We believe the company can meet its long-term target for 20% operating margins by the end of 2009. Following higher interest income and taxes at a 20% rate, we project 2009 earnings per ADR of $2.05, up 21% from the $1.70 that we estimate for 2008.
Our 12-month target price of $40 is largely based on a forward price-earnings-to-growth (PEG) ratio of 1.1 times, in line with peers, using our three-year projected EPS growth rate of 18% for the company and our 2009 earnings per ADR estimate of $2.05. Our target price translates to a price-earnings ratio of 20, which represents an approximate 20% discount to the stock's median p-e multiple experienced over the past several years. We think the stock's current multiple will expand as NICE continues to exhibit strong execution and earnings growth in this difficult economic climate.
Our target price also translates to 2.5 times our 2009 sales per share estimate, slightly above peers, warranted, in our view, by NICE's above-industry-average gross and net margins. On a price-to-EBITDA basis, however, the stock trades at a notable discount to peers, despite our view of its impressive profitability ratios. Book value stands at roughly $18, albeit with more than half of this value represented in intangible assets.

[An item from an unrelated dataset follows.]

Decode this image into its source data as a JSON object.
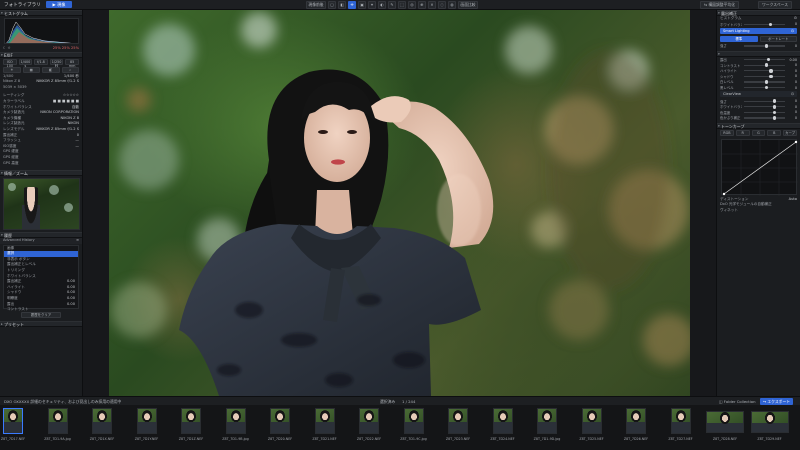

We have a favorable view of NICE's corporate governance practices. The company's board of directors consists of seven persons, who, in our opinion, bring experience and diversity to the company. We view positively that the full board of directors and both the audit and compensation committees are comprised solely of independent outside directors and that there were no "related party" transactions.
We think that the company's executive compensation philosophy appropriately balances the business environment with the need to effectively attract and retain a high-caliber management team. During 2007, the aggregate compensation paid to or accrued on behalf of all directors and executive officers as a group, which comprised 21 persons, consisted of approximately $5.1 million in salary, fees, and bonus.
Risks to our recommendation and target price include a weakening enterprise spending environment, integration issues related to recent acquisitions, homeland security spending delays, higher expenses associated with fluctuations in the Israeli shekel, and the loss of a major distribution partner. In addition, given its location in Israel, any political instability in the Middle East could potentially disrupt business operations.